Although researchers use duplicate genotyped data to calculate an inconsistency rate, there is no power analysis to assess the value of the duplicate data. In this paper, we present a model in which the genotyping error rate is related to the inconsistency rate. We extend the g genotype by h phenotype chi-squared test to incorporate the duplicate genotyped data.
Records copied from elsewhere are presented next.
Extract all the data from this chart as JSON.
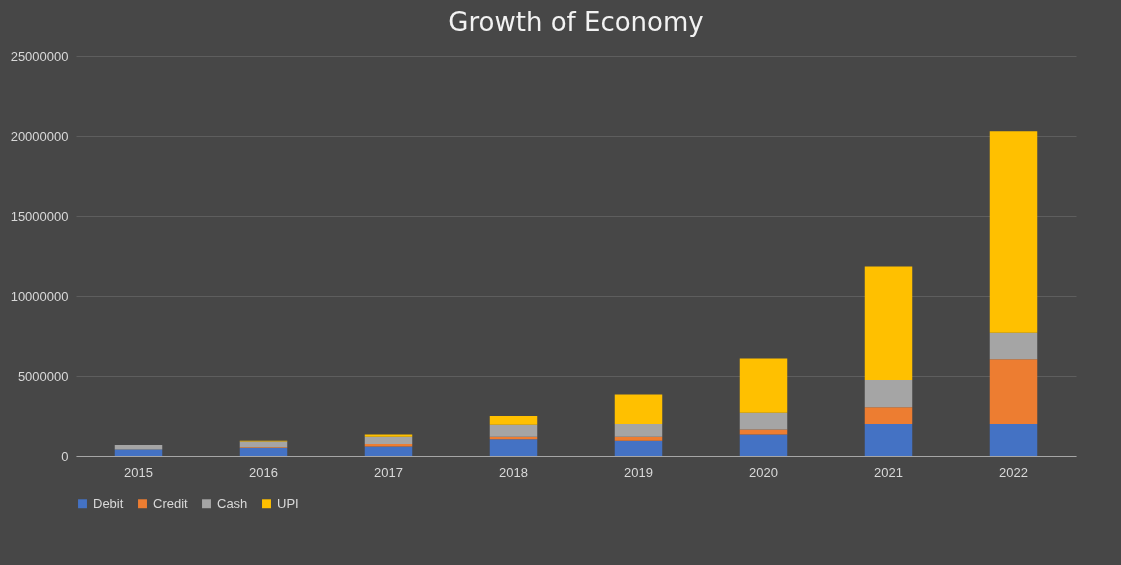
{
  "chart_data": {
    "type": "bar",
    "title": "Growth of Economy",
    "stacked": true,
    "grid": "y",
    "legend": "bottom",
    "categories": [
      "2015",
      "2016",
      "2017",
      "2018",
      "2019",
      "2020",
      "2021",
      "2022"
    ],
    "series": [
      {
        "name": "Debit",
        "color": "#4472c4",
        "values": [
          400000,
          500000,
          600000,
          1050000,
          950000,
          1350000,
          2000000,
          2000000
        ]
      },
      {
        "name": "Credit",
        "color": "#ed7d31",
        "values": [
          null,
          50000,
          150000,
          150000,
          250000,
          300000,
          1050000,
          4050000
        ]
      },
      {
        "name": "Cash",
        "color": "#a5a5a5",
        "values": [
          280000,
          350000,
          450000,
          750000,
          800000,
          1050000,
          1700000,
          1650000
        ]
      },
      {
        "name": "UPI",
        "color": "#ffc000",
        "values": [
          0,
          50000,
          150000,
          550000,
          1850000,
          3400000,
          7100000,
          12600000
        ]
      }
    ],
    "ylim": [
      0,
      25000000
    ],
    "yticks": [
      0,
      5000000,
      10000000,
      15000000,
      20000000,
      25000000
    ]
  }
}
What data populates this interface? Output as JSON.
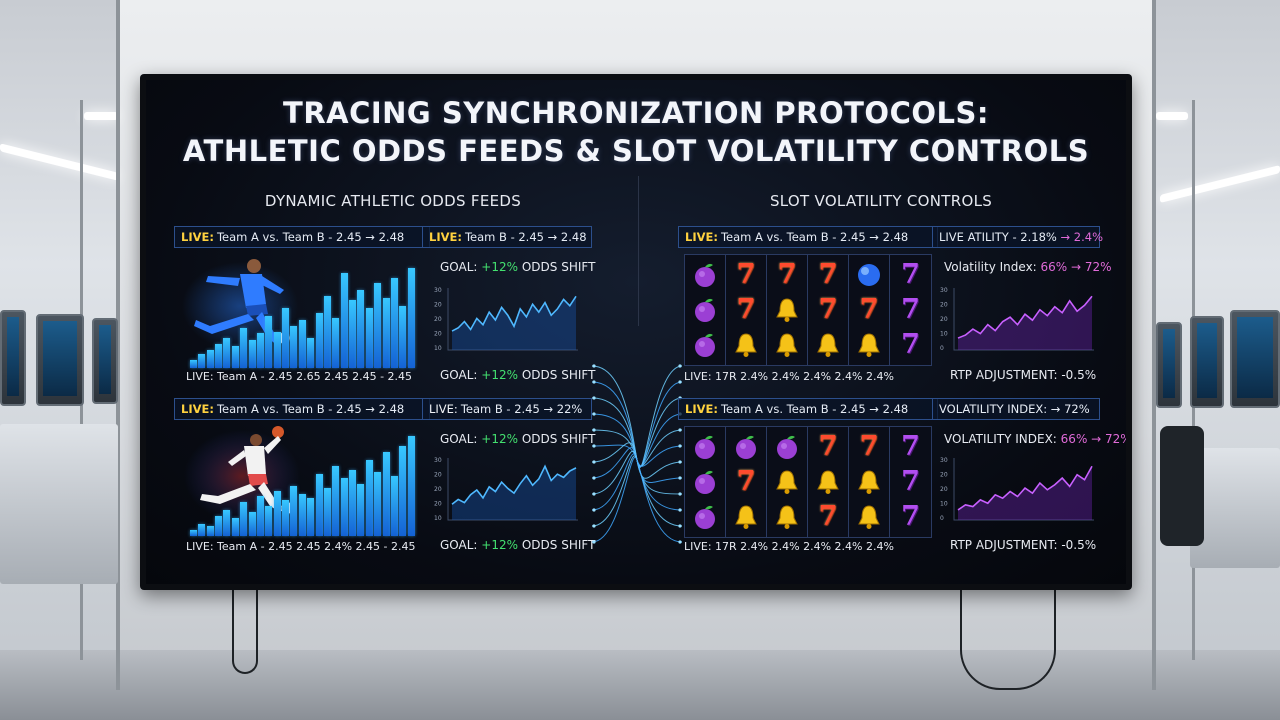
{
  "screen": {
    "title_line1": "TRACING SYNCHRONIZATION PROTOCOLS:",
    "title_line2": "ATHLETIC ODDS FEEDS & SLOT VOLATILITY CONTROLS"
  },
  "left_panel": {
    "heading": "DYNAMIC ATHLETIC ODDS FEEDS",
    "upper": {
      "ticker_a_live": "LIVE:",
      "ticker_a_text": "Team A vs. Team B - 2.45 → 2.48",
      "ticker_b_live": "LIVE:",
      "ticker_b_text": "Team B - 2.45 → 2.48",
      "goal_top_prefix": "GOAL: ",
      "goal_top_value": "+12%",
      "goal_top_suffix": " ODDS SHIFT",
      "footer": "LIVE: Team A - 2.45    2.65    2.45    2.45  - 2.45",
      "goal_bottom_prefix": "GOAL: ",
      "goal_bottom_value": "+12%",
      "goal_bottom_suffix": " ODDS SHIFT",
      "bar_levels": [
        0.08,
        0.14,
        0.18,
        0.24,
        0.3,
        0.22,
        0.4,
        0.28,
        0.35,
        0.52,
        0.36,
        0.6,
        0.42,
        0.48,
        0.3,
        0.55,
        0.72,
        0.5,
        0.95,
        0.68,
        0.78,
        0.6,
        0.85,
        0.7,
        0.9,
        0.62,
        1.0
      ],
      "line_values": [
        12,
        14,
        18,
        13,
        20,
        16,
        24,
        19,
        27,
        22,
        15,
        26,
        21,
        29,
        24,
        30,
        22,
        26,
        32,
        28,
        34
      ],
      "y_ticks": [
        "30",
        "20",
        "20",
        "20",
        "10"
      ]
    },
    "lower": {
      "ticker_a_live": "LIVE:",
      "ticker_a_text": "Team A vs. Team B - 2.45 → 2.48",
      "ticker_b_live": "LIVE:",
      "ticker_b_text": "Team B - 2.45 → 22%",
      "goal_top_prefix": "GOAL: ",
      "goal_top_value": "+12%",
      "goal_top_suffix": " ODDS SHIFT",
      "footer": "LIVE: Team A - 2.45    2.45    2.4%    2.45    - 2.45",
      "goal_bottom_prefix": "GOAL: ",
      "goal_bottom_value": "+12%",
      "goal_bottom_suffix": " ODDS SHIFT",
      "bar_levels": [
        0.06,
        0.12,
        0.1,
        0.2,
        0.26,
        0.18,
        0.34,
        0.24,
        0.4,
        0.3,
        0.45,
        0.36,
        0.5,
        0.42,
        0.38,
        0.62,
        0.48,
        0.7,
        0.58,
        0.66,
        0.52,
        0.76,
        0.64,
        0.84,
        0.6,
        0.9,
        1.0
      ],
      "line_values": [
        10,
        13,
        11,
        16,
        19,
        14,
        21,
        18,
        24,
        20,
        17,
        23,
        28,
        22,
        26,
        34,
        25,
        29,
        27,
        31,
        33
      ],
      "y_ticks": [
        "30",
        "20",
        "20",
        "20",
        "10"
      ]
    }
  },
  "right_panel": {
    "heading": "SLOT VOLATILITY CONTROLS",
    "upper": {
      "ticker_a_live": "LIVE:",
      "ticker_a_text": "Team A vs. Team B - 2.45 → 2.48",
      "ticker_b_text": "LIVE ATILITY - 2.18%",
      "ticker_b_value": "→ 2.4%",
      "vol_label": "Volatility Index: ",
      "vol_value": "66% → 72%",
      "reels_footer": "LIVE: 17R    2.4%    2.4%    2.4%    2.4%    2.4%",
      "rtp": "RTP ADJUSTMENT: -0.5%",
      "reels": [
        [
          "plum-icon",
          "plum-icon",
          "plum-icon"
        ],
        [
          "seven-red-icon",
          "seven-red-icon",
          "bell-icon"
        ],
        [
          "seven-red-icon",
          "bell-icon",
          "bell-icon"
        ],
        [
          "seven-red-icon",
          "seven-red-icon",
          "bell-icon"
        ],
        [
          "orb-icon",
          "seven-red-icon",
          "bell-icon"
        ],
        [
          "seven-purple-icon",
          "seven-purple-icon",
          "seven-purple-icon"
        ]
      ],
      "line_values": [
        8,
        10,
        14,
        11,
        17,
        13,
        19,
        22,
        17,
        24,
        20,
        27,
        23,
        29,
        25,
        33,
        26,
        30,
        36
      ],
      "y_ticks": [
        "30",
        "20",
        "20",
        "10",
        "0"
      ]
    },
    "lower": {
      "ticker_a_live": "LIVE:",
      "ticker_a_text": "Team A vs. Team B - 2.45 → 2.48",
      "ticker_b_text": "VOLATILITY INDEX: → 72%",
      "vol_label": "VOLATILITY INDEX: ",
      "vol_value": "66% → 72%",
      "reels_footer": "LIVE: 17R    2.4%    2.4%    2.4%    2.4%    2.4%",
      "rtp": "RTP ADJUSTMENT: -0.5%",
      "reels": [
        [
          "plum-icon",
          "plum-icon",
          "plum-icon"
        ],
        [
          "plum-icon",
          "seven-red-icon",
          "bell-icon"
        ],
        [
          "plum-icon",
          "bell-icon",
          "bell-icon"
        ],
        [
          "seven-red-icon",
          "bell-icon",
          "seven-red-icon"
        ],
        [
          "seven-red-icon",
          "bell-icon",
          "bell-icon"
        ],
        [
          "seven-purple-icon",
          "seven-purple-icon",
          "seven-purple-icon"
        ]
      ],
      "line_values": [
        6,
        9,
        8,
        12,
        10,
        15,
        13,
        17,
        14,
        19,
        16,
        22,
        18,
        21,
        25,
        20,
        27,
        24,
        32
      ],
      "y_ticks": [
        "30",
        "20",
        "20",
        "10",
        "0"
      ]
    }
  }
}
When a subject is inconsistently genotyped (that is, has two observed genotypes), our procedure is to allocate 0.5 units to each of the two genotypes. We specify the multivariate analysis of variance (MANOVA) test comparing these extended counts. We provide freely available software for this test and also for a permutation test used on small samples. A simulation study shows that the asymptotic null distribution of the MANOVA test holds when the total number of subjects, N, is at least 300. We also document with a simulation study that the asymptotic distribution of this test under various alternative hypotheses is a satisfactory approximation to the simulated power. In all cases, the power of the MANOVA test using the duplicate genotyped data is greater than the power of the chi-squared test ignoring the duplicate data. Power increases ranged from 0.776% to 4.652% for 80% powered tests and 0.292% to 2.028% for 95% powered tests. Researchers now can compute the value of the duplicate genotyped data as part of the design of the study.